Ренн думала, что Торак станет возражать, сопротивляться, но он как‑то странно вдруг притих. Впрочем, во взгляде у него по‑прежнему светилось упрямство, что всегда означало: жди беды.

Люди Песца засуетились, доставая из ниш в стенах убежища самую разнообразную еду. Теперь, когда старейшины уже сказали свое слово, они были рады приготовить пир по случаю прихода гостей, словно Торак и Ренн просто так заглянули к ним на огонек, и теперь весь вечер им предстоит рассказывать или слушать всякие занимательные истории. Ренн заметила, с каким интересом все отнеслись к рассказу Инуктилука о том, как белый медведь украл у них тюленя, и сколько эта история вызвала сочувствия и смеха.

– Ты не расстраивайся, братишка! – крикнул кто‑то. – Мне‑то, к счастью, удалось своего тюленя удержать! Я прямо‑таки повис на нем, так что еда у нас имеется!

– Почему ты мне не сказала? – тихо спросил Торак у Ренн. Лицо у него было бледным от волнения, глаза гневно сверкали, но Ренн видела, что это лишь внешние проявления того, как сильно он возмущен и потрясен ее «предательством».

– Я собиралась, – сказала она, – но ты первым тогда начал рассказывать мне о своем сне, и я просто не успела…

– Неужели ты действительно веришь, что я способен причинить зло Волку?

– Конечно же нет! Но я действительно видела тебя во сне с топором в руках! И ты стоял над Волком, собираясь нанести удар…

Весь день Ренн таила в душе воспоминания об этом страшном сне. Это был отнюдь не обычный сон, который вполне мог и не сбыться. Нет, это явно был вещий сон, очень яркий, красочный – такие сны Ренн видела самое большее раз в год. И такие сны обычно сбывались.

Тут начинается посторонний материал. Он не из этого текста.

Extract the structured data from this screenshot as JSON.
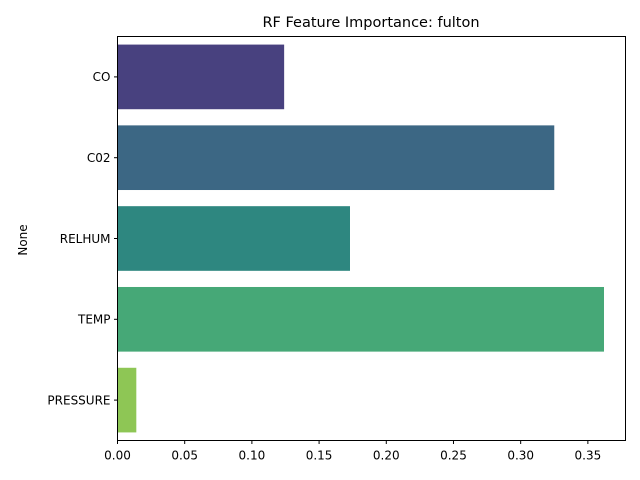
{
  "chart_data": {
    "type": "bar",
    "orientation": "horizontal",
    "title": "RF Feature Importance: fulton",
    "xlabel": "",
    "ylabel": "None",
    "categories": [
      "CO",
      "C02",
      "RELHUM",
      "TEMP",
      "PRESSURE"
    ],
    "values": [
      0.124,
      0.325,
      0.173,
      0.362,
      0.014
    ],
    "colors": [
      "#48417f",
      "#3c6784",
      "#2e8780",
      "#46a877",
      "#8ec655"
    ],
    "xlim": [
      0,
      0.378
    ],
    "xticks": [
      "0.00",
      "0.05",
      "0.10",
      "0.15",
      "0.20",
      "0.25",
      "0.30",
      "0.35"
    ],
    "xtick_values": [
      0,
      0.05,
      0.1,
      0.15,
      0.2,
      0.25,
      0.3,
      0.35
    ],
    "grid": false,
    "legend": "none"
  }
}
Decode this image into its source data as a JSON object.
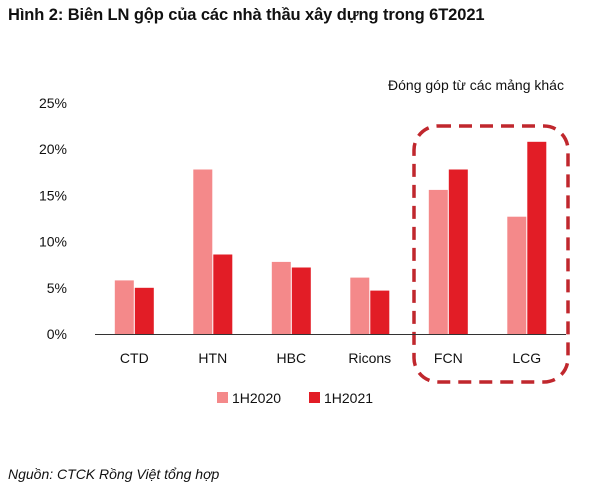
{
  "title": "Hình 2: Biên LN gộp của các nhà thầu xây dựng trong 6T2021",
  "source": "Nguồn: CTCK Rồng Việt tổng hợp",
  "colors": {
    "series_2020": "#f4898a",
    "series_2021": "#e21d26",
    "highlight": "#c0272d",
    "axis": "#333333"
  },
  "chart_data": {
    "type": "bar",
    "title": "Hình 2: Biên LN gộp của các nhà thầu xây dựng trong 6T2021",
    "xlabel": "",
    "ylabel": "",
    "categories": [
      "CTD",
      "HTN",
      "HBC",
      "Ricons",
      "FCN",
      "LCG"
    ],
    "series": [
      {
        "name": "1H2020",
        "values": [
          5.8,
          17.8,
          7.8,
          6.1,
          15.6,
          12.7
        ]
      },
      {
        "name": "1H2021",
        "values": [
          5.0,
          8.6,
          7.2,
          4.7,
          17.8,
          20.8
        ]
      }
    ],
    "ylim": [
      0,
      25
    ],
    "yticks": [
      "0%",
      "5%",
      "10%",
      "15%",
      "20%",
      "25%"
    ],
    "ytick_values": [
      0,
      5,
      10,
      15,
      20,
      25
    ],
    "grid": false,
    "legend": "bottom-center",
    "annotation": {
      "text": "Đóng góp từ các mảng khác",
      "categories": [
        "FCN",
        "LCG"
      ]
    }
  }
}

Кто‑то передал ей кусок замерзшего тюленьего мяса, и она вдруг поняла, что смертельно голодна.

Помимо тюленины там была еще нежная шкура кита с вязким слоем жира, кисловатые лепешки из тертых почек ивы – эти почки люди Песца достают из зоба белых куропаток – и очень нежная смесь тюленьего жира с морошкой. Последнее кушанье понравилось Ренн больше всего. Снежный дом звенел от разговоров и смеха. Похоже, люди Песца чувствовали себя на редкость хорошо, позабыв обо всех тревогах и просто наслаждаясь веселым ужином. А вот Ренн чувствовала себя не в своей тарелке – прежде всего потому, что рядом сидел Торак и гневно молчал.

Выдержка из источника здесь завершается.